What is a Cryptographic Failure?
Cryptographic Failures is one of the OWASP Top 10 vulnerabilities and this articles explains what that involves and ways to mitigate it.
This is a 10-part series:
- What is Broken Access Control?
- What is a Cryptographic Failure? (this post)
- What is an Injection Attack?
It’s probably safe to say that organizations should control who can see their data. I don’t see this as being anything new to people these days. VPN’s have become commonplace at the office and for remote workers. The use of HTTPS, HTTP using TLS for data encryption, is the standard amongst the common search engines, social platforms, and most corporate web sites. HTTPS became the defacto standard in securely processing payment transactions online. Why? Because it hides sensitive data like your credit card number and personally identifiable information (PII). So at a very high level, a cryptographic failure is when the mechanisms we depend on to encrypt or hide our data do not function as expected. There are many ways this can take place and in this article we will cover a few. Broken or Risky/Weak crypto algorithms, Common Weakness Enumeration (CWE) 327 is an example of one of them.
Notable Common Weakness Enumerations (CWEs)
There are several weaknesses in this area. The following list are notable CWEs.
- CWE-259: Use of Hard-coded Password
- CWE-327: Broken or Risky Crypto Algorithm
- CWE-331 Insufficient Entropy
A key takeaway here is that they are not all the same. If you have a look at the three I have listed here, you'll find that they vary in what makes them a cryptographic failure. Let's begin with the first one, CWE-259.

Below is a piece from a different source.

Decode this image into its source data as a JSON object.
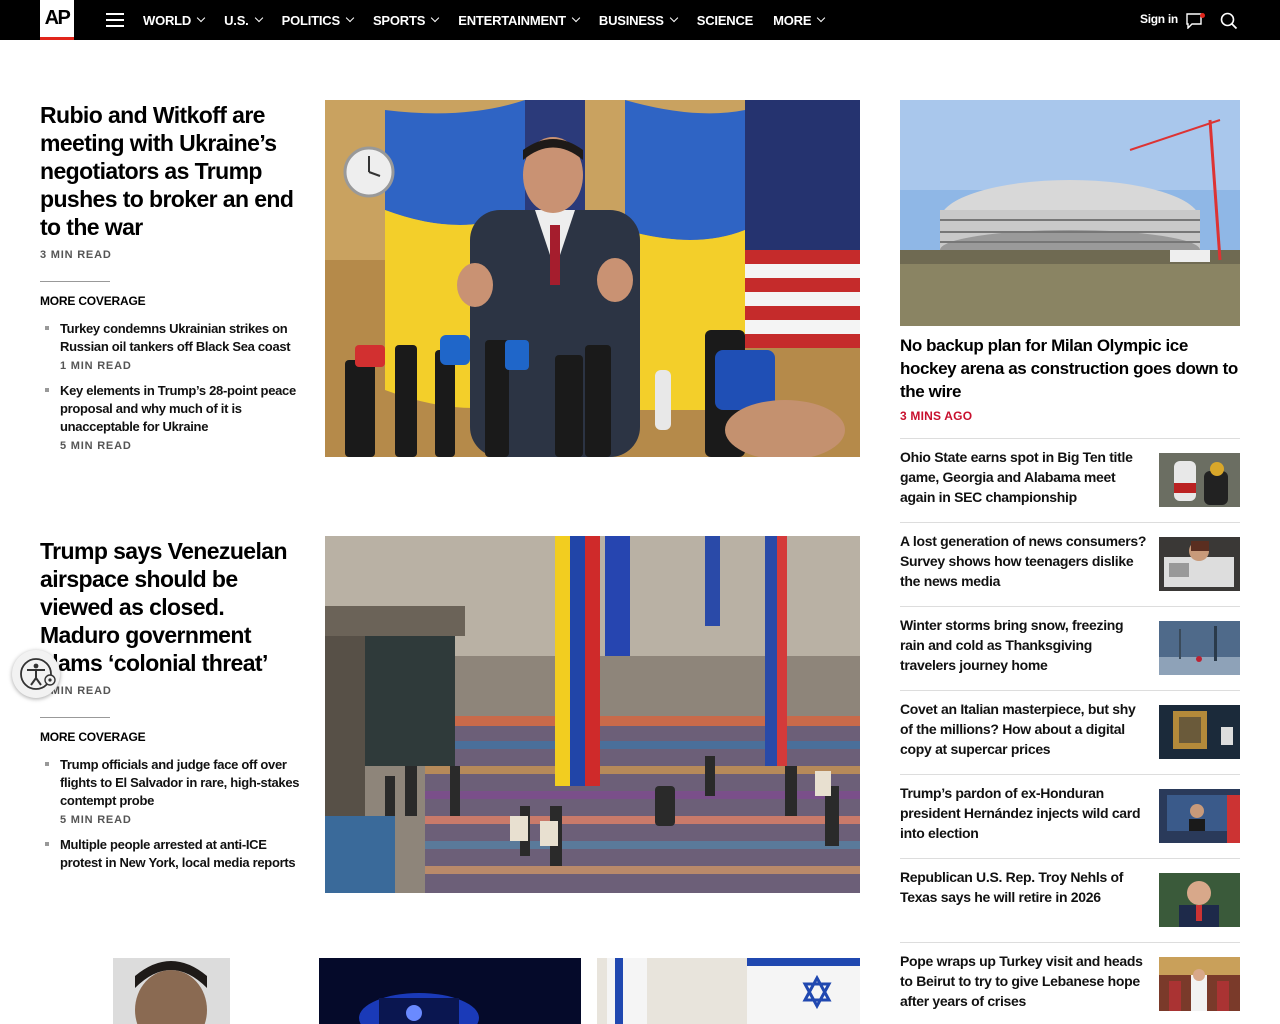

CWE-259: Use of Hard-coded Password
CWE-259 is defined as the "Use of Hard-coded Passwords" and upon first look you might wonder what this one has to do with a cryptographic failure. Let's take a journey together in software development. Imagine that we work for an organization that is developing an app and, at some point, a password is needed to connect to a database. One of the developers creates an admin account for the database. The admin account has full permissions. That username and password is then hard coded into your application. Now the app can read the database and nobody will run into issues, Right?
Wrong! It may work for a short time, but if the password is discovered and published publicly then anyone with the password can access the database.

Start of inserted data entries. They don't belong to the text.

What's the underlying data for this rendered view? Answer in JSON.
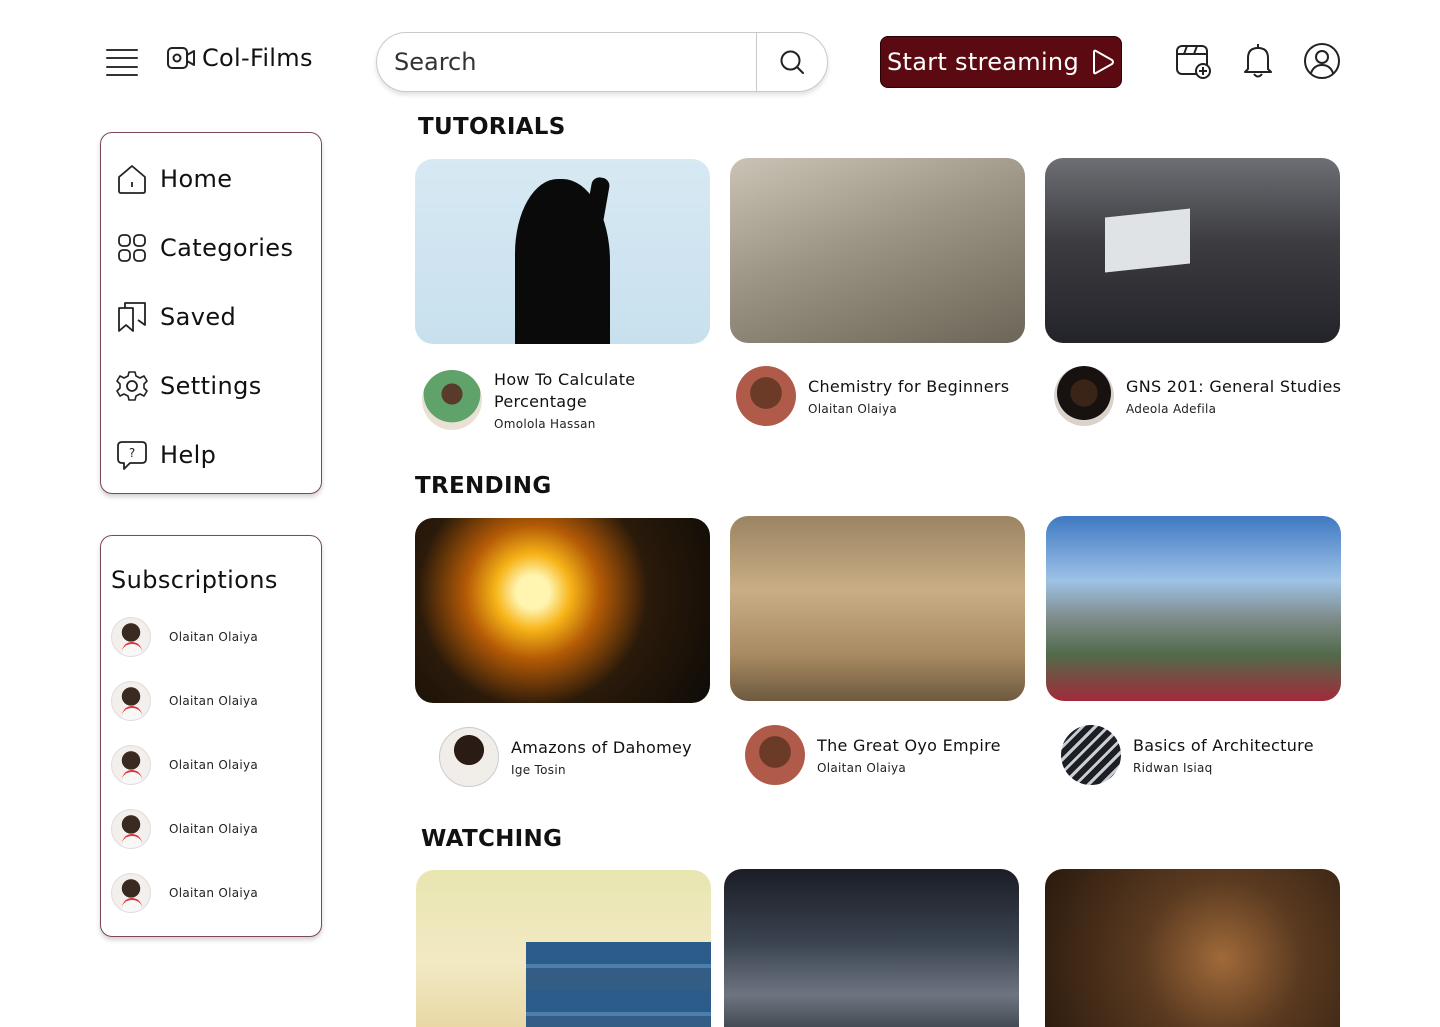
{
  "app": {
    "name": "Col-Films"
  },
  "header": {
    "search_placeholder": "Search",
    "stream_button": "Start streaming"
  },
  "sidebar": {
    "items": [
      {
        "label": "Home",
        "icon": "home-icon"
      },
      {
        "label": "Categories",
        "icon": "categories-icon"
      },
      {
        "label": "Saved",
        "icon": "saved-icon"
      },
      {
        "label": "Settings",
        "icon": "settings-icon"
      },
      {
        "label": "Help",
        "icon": "help-icon"
      }
    ]
  },
  "subscriptions": {
    "title": "Subscriptions",
    "channels": [
      {
        "name": "Olaitan Olaiya"
      },
      {
        "name": "Olaitan Olaiya"
      },
      {
        "name": "Olaitan Olaiya"
      },
      {
        "name": "Olaitan Olaiya"
      },
      {
        "name": "Olaitan Olaiya"
      }
    ]
  },
  "sections": {
    "tutorials": {
      "title": "TUTORIALS",
      "videos": [
        {
          "title": "How To Calculate Percentage",
          "channel": "Omolola Hassan"
        },
        {
          "title": "Chemistry for Beginners",
          "channel": "Olaitan Olaiya"
        },
        {
          "title": "GNS 201: General Studies",
          "channel": "Adeola Adefila"
        }
      ]
    },
    "trending": {
      "title": "TRENDING",
      "videos": [
        {
          "title": "Amazons of Dahomey",
          "channel": "Ige Tosin"
        },
        {
          "title": "The Great Oyo Empire",
          "channel": "Olaitan Olaiya"
        },
        {
          "title": "Basics of Architecture",
          "channel": "Ridwan Isiaq"
        }
      ]
    },
    "watching": {
      "title": "WATCHING"
    }
  },
  "colors": {
    "accent": "#5a0a10",
    "card_border": "#7a4a55"
  }
}
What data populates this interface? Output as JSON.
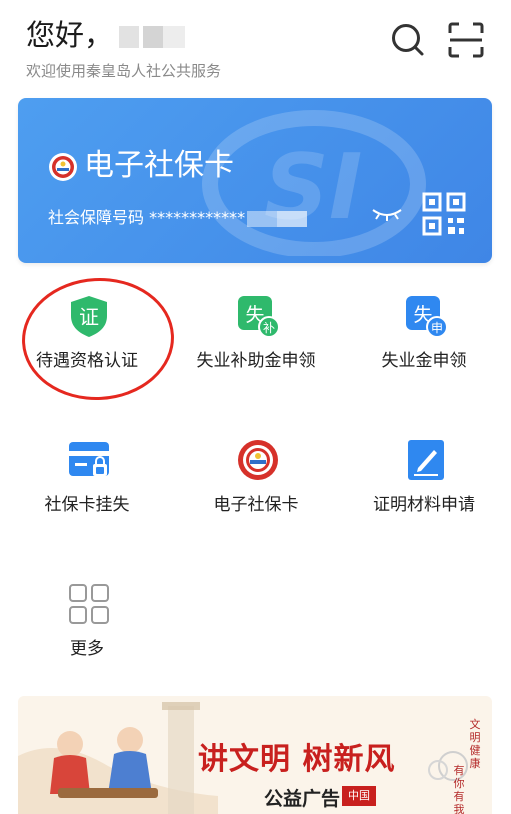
{
  "header": {
    "greeting": "您好，",
    "subtitle": "欢迎使用秦皇岛人社公共服务",
    "search_icon": "search-icon",
    "scan_icon": "scan-icon"
  },
  "card": {
    "title": "电子社保卡",
    "number_label": "社会保障号码",
    "number_masked": "************",
    "eye_icon": "eye-closed-icon",
    "qr_icon": "qr-code-icon"
  },
  "services": [
    {
      "label": "待遇资格认证",
      "icon": "certify-shield-icon",
      "icon_text": "证"
    },
    {
      "label": "失业补助金申领",
      "icon": "unemployment-subsidy-icon",
      "icon_text": "失",
      "badge_text": "补"
    },
    {
      "label": "失业金申领",
      "icon": "unemployment-benefit-icon",
      "icon_text": "失",
      "badge_text": "申"
    },
    {
      "label": "社保卡挂失",
      "icon": "card-lock-icon"
    },
    {
      "label": "电子社保卡",
      "icon": "social-security-emblem-icon"
    },
    {
      "label": "证明材料申请",
      "icon": "edit-document-icon"
    },
    {
      "label": "更多",
      "icon": "grid-more-icon"
    }
  ],
  "banner": {
    "slogan": "讲文明 树新风",
    "sub": "公益广告",
    "china_mark": "中国",
    "vertical_text_1": "文明健康",
    "vertical_text_2": "有你有我"
  },
  "colors": {
    "card_blue": "#4a95ee",
    "green": "#2fb96c",
    "blue": "#2f88f0",
    "red_mark": "#e5281f"
  }
}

How is this a cryptographic failure? I see two ways. First, the credentials are stored in clear text. The failure is that cryptographic algorithms were not used to store or even communicate sensitive data. And while this example is the storage of a password in data at rest, it becomes data in transit as soon as the password is passed to the database for authentication. In this case, we wonder if encryption is being used on the data.
Another spin on this can be found in the variant CWE-321, Use of Hard-coded Cryptographic Key. Let's imagine that encryption is used, but again the developers decide to store the encryption key in the code. Once again we have a huge issue.

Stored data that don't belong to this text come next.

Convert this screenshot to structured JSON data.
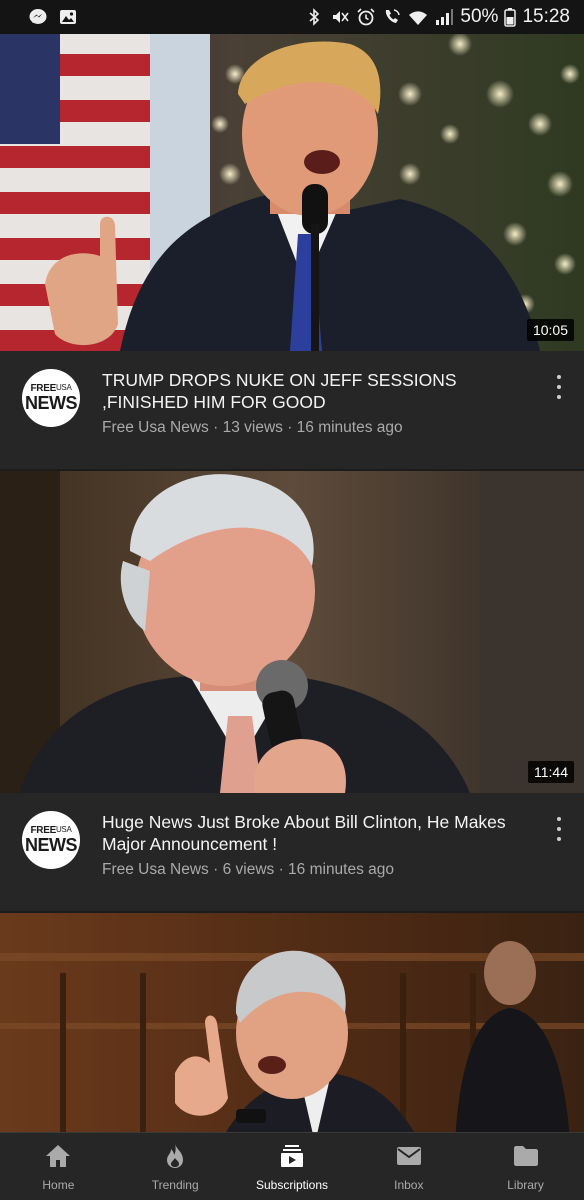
{
  "status_bar": {
    "battery": "50%",
    "time": "15:28"
  },
  "videos": [
    {
      "title": "TRUMP DROPS NUKE ON JEFF SESSIONS ,FINISHED HIM FOR GOOD",
      "channel_line": "Free Usa News · 13 views · 16 minutes ago",
      "duration": "10:05",
      "avatar_top": "FREE",
      "avatar_usa": "USA",
      "avatar_bottom": "NEWS"
    },
    {
      "title": "Huge News Just Broke About Bill Clinton, He Makes Major Announcement !",
      "channel_line": "Free Usa News · 6 views · 16 minutes ago",
      "duration": "11:44",
      "avatar_top": "FREE",
      "avatar_usa": "USA",
      "avatar_bottom": "NEWS"
    }
  ],
  "bottom_nav": [
    {
      "label": "Home",
      "icon": "home-icon"
    },
    {
      "label": "Trending",
      "icon": "flame-icon"
    },
    {
      "label": "Subscriptions",
      "icon": "subscriptions-icon",
      "active": true
    },
    {
      "label": "Inbox",
      "icon": "mail-icon"
    },
    {
      "label": "Library",
      "icon": "folder-icon"
    }
  ],
  "colors": {
    "background": "#262626",
    "status_bar": "#141414",
    "secondary_text": "#aaaaaa"
  }
}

Well, this is just one example. Let's look at the second example of a Cryptographic Failure.
CWE-327: Broken or Risky Crypto Algorithm
The second CWE to examine is number 327, Broken or Risky Crypto Algorithm. In the past I had a job teaching how to setup site-to-site VPN. It was a fairly simple process. Create ACLs to match the traffic on both sides. Create an Internet Security Association and Key Management Protocol (ISAKMP) policy and a Transform Set. Tie it all together with a crypto map and attach it to an interface. In configuring this, you had to select an encryption algorithm for the ISAKMP policy as well as in the transform set. The transform set encryption is what was used for the user data to be encrypted. Back then, we had these two options:
Of course, this was prior to AES encryption. Back then, we could really see a difference in performance when using DES. It was much faster. The problem with DES is that it is no longer considered secure. It's inadequacy comes from the fact that it uses a 56-bit key and that's too short. So, our second CWE could be the use of a crypto algorithm that's no longer considered secure. I'll leave you to review other details of the CWE but you should get the point of this one. Let's move on to the last example.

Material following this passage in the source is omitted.